Thank you MrChris. It's incredibly refreshing for somebody to admit having been in error. Most people won't.
He went on to talk about the risks involved with using raw milk for cheese making.
Risks? Of course there are risks. There are risks getting out of bed in the morning.
The question, always, is how significant the risk is, and the sort of reaction to that risk.
You know that most household accidents happen in the bath? I forget the exact figure, but its relatively high; 25-30 percent, something like that.
If we apply federal regulatory thinking to that problem, the solution is simple. We should all stop taking showers. That would eliminate a quarter of the accidents that happen at home. And if we refuse to comply with that recommendation, well, we'll just have Congress make it a law.
Sounds ludicrous, when put that way. But no more ridiculous than an arbritrary cut-off for how long it takes for raw-milk cheese to become "safe." Meanwhile, if we are to believe the regulators and some food scientists, they must be dropping like flies all over Europe after eating all that raw-milk cheese.
To really see how it works, just look at canning & preserving recommendations and regulations. Many of them are nonsense, and are based not on testing and evaluating, but on the idea that something might be dangerous, despite zero or low levels of evidence that it is.
USDA, for just one example, recommends against the "unsafe" practice of sealing sugar preserves with wax. We are the only country in the world that takes that approach.
When you examine it, turns out that there's nothing dangerous at all about using wax seals correctly. But our paternalistic gubmint just assumes you and I are too stupid to take reasonable precautions, and are going to do it wrong, and kill or sicken ourselves in the process.
What's really ironic is that the spoilage mechanism with sugar preserves is mold.

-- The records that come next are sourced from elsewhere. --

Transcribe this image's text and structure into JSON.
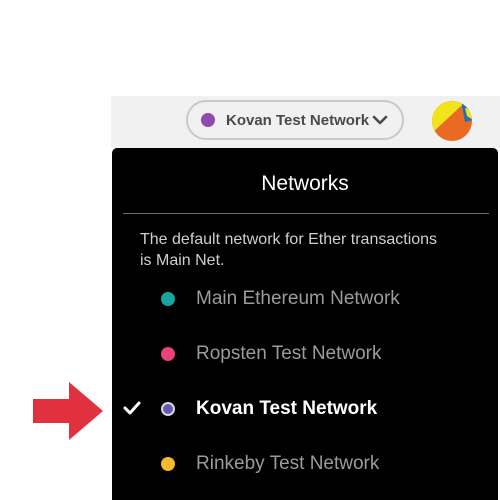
{
  "header": {
    "network_selector": {
      "label": "Kovan Test Network",
      "dot_color": "#8e4ba8",
      "icon": "chevron-down-icon"
    },
    "account_avatar": {
      "colors": [
        "#f2e41b",
        "#ea6a23",
        "#1b6fc2"
      ]
    }
  },
  "dropdown": {
    "title": "Networks",
    "description": "The default network for Ether transactions is Main Net.",
    "networks": [
      {
        "label": "Main Ethereum Network",
        "color": "#1aa6a0",
        "selected": false
      },
      {
        "label": "Ropsten Test Network",
        "color": "#e94377",
        "selected": false
      },
      {
        "label": "Kovan Test Network",
        "color": "#6a57b5",
        "selected": true
      },
      {
        "label": "Rinkeby Test Network",
        "color": "#f5b82e",
        "selected": false
      }
    ]
  },
  "annotation": {
    "icon": "red-arrow-icon",
    "color": "#e2313e"
  }
}
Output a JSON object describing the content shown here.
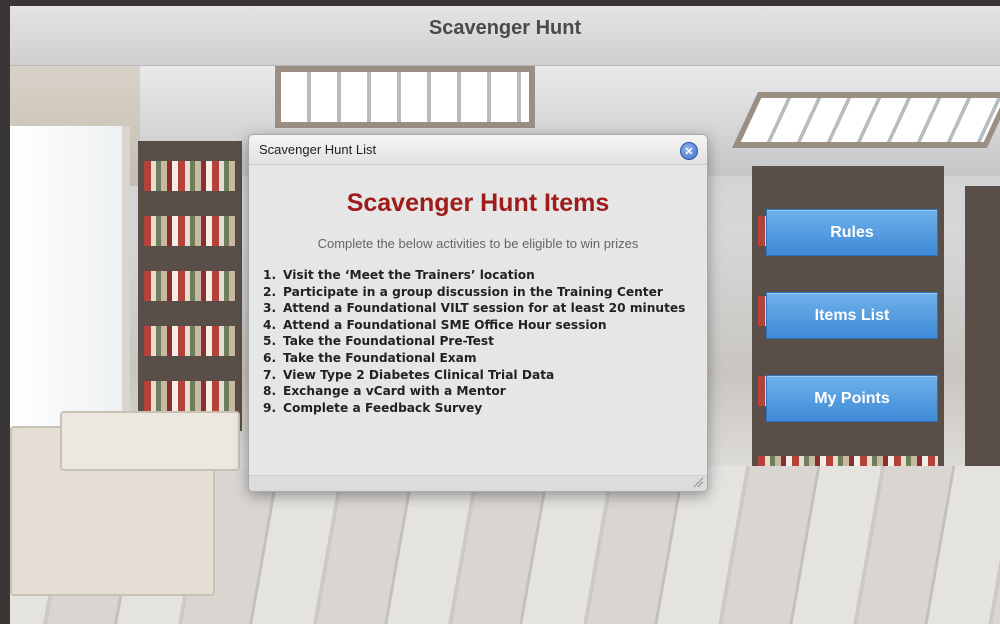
{
  "app": {
    "title": "Scavenger Hunt"
  },
  "dialog": {
    "title": "Scavenger Hunt List",
    "close_icon": "close-icon",
    "heading": "Scavenger Hunt Items",
    "subtitle": "Complete the below activities to be eligible to win prizes",
    "items": [
      {
        "num": "1.",
        "text": "Visit the ‘Meet the Trainers’ location"
      },
      {
        "num": "2.",
        "text": "Participate in a group discussion in the Training Center"
      },
      {
        "num": "3.",
        "text": "Attend a Foundational VILT session for at least 20 minutes"
      },
      {
        "num": "4.",
        "text": "Attend a Foundational SME Office Hour session"
      },
      {
        "num": "5.",
        "text": "Take the Foundational Pre-Test"
      },
      {
        "num": "6.",
        "text": "Take the Foundational Exam"
      },
      {
        "num": "7.",
        "text": "View Type 2 Diabetes Clinical Trial Data"
      },
      {
        "num": "8.",
        "text": "Exchange a vCard with a Mentor"
      },
      {
        "num": "9.",
        "text": "Complete a Feedback Survey"
      }
    ]
  },
  "side_menu": {
    "rules_label": "Rules",
    "items_list_label": "Items List",
    "my_points_label": "My Points"
  },
  "colors": {
    "heading_red": "#a01c1c",
    "button_blue": "#4f97dd",
    "frame_dark": "#3a3635"
  }
}
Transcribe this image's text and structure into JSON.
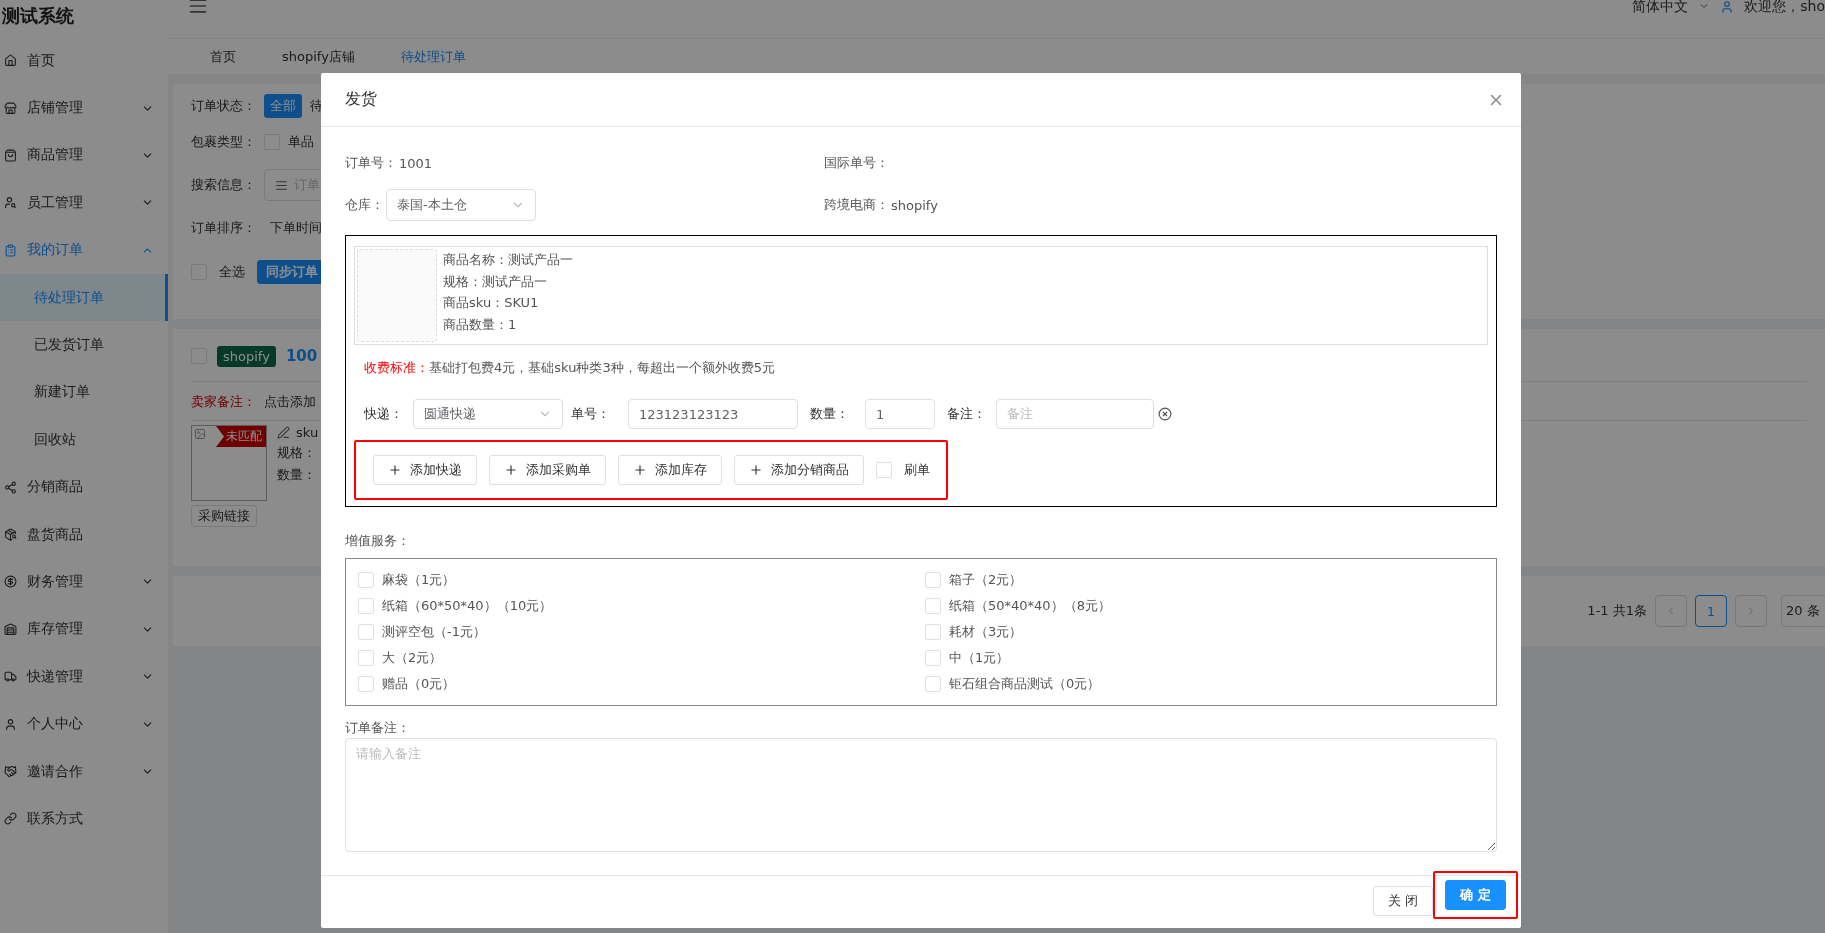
{
  "header": {
    "title": "测试系统",
    "language": "简体中文",
    "welcome": "欢迎您，sho"
  },
  "sidebar": {
    "items": [
      {
        "label": "首页",
        "kind": "link",
        "selected": false
      },
      {
        "label": "店铺管理",
        "kind": "group",
        "selected": false,
        "expanded": false
      },
      {
        "label": "商品管理",
        "kind": "group",
        "selected": false,
        "expanded": false
      },
      {
        "label": "员工管理",
        "kind": "group",
        "selected": false,
        "expanded": false
      },
      {
        "label": "我的订单",
        "kind": "group",
        "selected": false,
        "expanded": true,
        "children": [
          {
            "label": "待处理订单",
            "selected": true
          },
          {
            "label": "已发货订单",
            "selected": false
          },
          {
            "label": "新建订单",
            "selected": false
          },
          {
            "label": "回收站",
            "selected": false
          }
        ]
      },
      {
        "label": "分销商品",
        "kind": "link",
        "selected": false
      },
      {
        "label": "盘货商品",
        "kind": "link",
        "selected": false
      },
      {
        "label": "财务管理",
        "kind": "group",
        "selected": false,
        "expanded": false
      },
      {
        "label": "库存管理",
        "kind": "group",
        "selected": false,
        "expanded": false
      },
      {
        "label": "快递管理",
        "kind": "group",
        "selected": false,
        "expanded": false
      },
      {
        "label": "个人中心",
        "kind": "group",
        "selected": false,
        "expanded": false
      },
      {
        "label": "邀请合作",
        "kind": "group",
        "selected": false,
        "expanded": false
      },
      {
        "label": "联系方式",
        "kind": "link",
        "selected": false
      }
    ]
  },
  "tabs": [
    {
      "label": "首页",
      "selected": false
    },
    {
      "label": "shopify店铺",
      "selected": false
    },
    {
      "label": "待处理订单",
      "selected": true
    }
  ],
  "filter_panel": {
    "status_label": "订单状态：",
    "status_options": [
      {
        "label": "全部",
        "selected": true
      },
      {
        "label": "待",
        "selected": false
      }
    ],
    "package_label": "包裹类型：",
    "package_option": {
      "label": "单品",
      "checked": false
    },
    "search_label": "搜索信息：",
    "search_placeholder": "订单",
    "sort_label": "订单排序：",
    "sort_value": "下单时间",
    "select_all": {
      "label": "全选",
      "checked": false
    },
    "sync_button": "同步订单"
  },
  "order_card": {
    "checked": false,
    "platform": "shopify",
    "order_no": "100",
    "seller_note_label": "卖家备注：",
    "seller_note_action": "点击添加",
    "match_badge": "未匹配",
    "sku_label": "sku",
    "spec_label": "规格：",
    "qty_label": "数量：",
    "purchase_link_button": "采购链接"
  },
  "pagination": {
    "summary": "1-1 共1条",
    "pages": [
      {
        "label": "1",
        "selected": true
      }
    ],
    "page_size": "20 条"
  },
  "dialog": {
    "title": "发货",
    "order_no": {
      "label": "订单号：",
      "value": "1001"
    },
    "intl_no": {
      "label": "国际单号："
    },
    "warehouse": {
      "label": "仓库：",
      "value": "泰国-本土仓"
    },
    "platform": {
      "label": "跨境电商：",
      "value": "shopify"
    },
    "product": {
      "lines": [
        "商品名称：测试产品一",
        "规格：测试产品一",
        "商品sku：SKU1",
        "商品数量：1"
      ]
    },
    "fee": {
      "label": "收费标准：",
      "text": "基础打包费4元，基础sku种类3种，每超出一个额外收费5元"
    },
    "shipment": {
      "carrier": {
        "label": "快递：",
        "value": "圆通快递"
      },
      "tracking": {
        "label": "单号：",
        "value": "123123123123"
      },
      "quantity": {
        "label": "数量：",
        "value": "1"
      },
      "note": {
        "label": "备注：",
        "placeholder": "备注"
      }
    },
    "actions": [
      {
        "label": "添加快递"
      },
      {
        "label": "添加采购单"
      },
      {
        "label": "添加库存"
      },
      {
        "label": "添加分销商品"
      }
    ],
    "brush_order": {
      "label": "刷单",
      "checked": false
    },
    "services": {
      "label": "增值服务：",
      "items": [
        {
          "label": "麻袋（1元）",
          "checked": false
        },
        {
          "label": "箱子（2元）",
          "checked": false
        },
        {
          "label": "纸箱（60*50*40）（10元）",
          "checked": false
        },
        {
          "label": "纸箱（50*40*40）（8元）",
          "checked": false
        },
        {
          "label": "测评空包（-1元）",
          "checked": false
        },
        {
          "label": "耗材（3元）",
          "checked": false
        },
        {
          "label": "大（2元）",
          "checked": false
        },
        {
          "label": "中（1元）",
          "checked": false
        },
        {
          "label": "赠品（0元）",
          "checked": false
        },
        {
          "label": "钜石组合商品测试（0元）",
          "checked": false
        }
      ]
    },
    "order_note": {
      "label": "订单备注：",
      "placeholder": "请输入备注"
    },
    "footer_buttons": [
      {
        "label": "关 闭",
        "kind": "default"
      },
      {
        "label": "确 定",
        "kind": "primary"
      }
    ]
  }
}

So, even if you do do it wrong, the problem is self-evident. In short, it is, in practical terms, risk free.
An even better example: Take a look at the reasons why USDA recommends the addition of lemon juice or ascorbic acid to canned tomato products. I mean look at the entire rationale, and what was or was not tested. Then ask yourself if you can have any confidence in any conclusions reached by that agency.
Think about all the food recalls of the past few years. And then tell yourself that USDA, FDA, and its Canadian analogs are the ones who are protecting us from the dangers of unsafe food.
Something else to consider is that many regulations and protocols are established not based on actual threats, but on the fact that our ability to measure nothing gets better every day.
I used to edit Package Engineering magazine. As you can imagine, food packaging, and its relationship to food, was a big part of what we covered.
When I started witht the magazine, parts per million were the accepted small measurement. When I left, parts per billion were coming on strong. Now we blithly toss out measurements in parts per trillion.
Often, far too often, protocols are established not on the experimentally proved level of risk, but on the fact that because we can measure that small we will. And if we contend that higher levels are unsafe, people have to recourse but to obey us. Cuz, after all, we're from the gubmint, and we know what's good for people.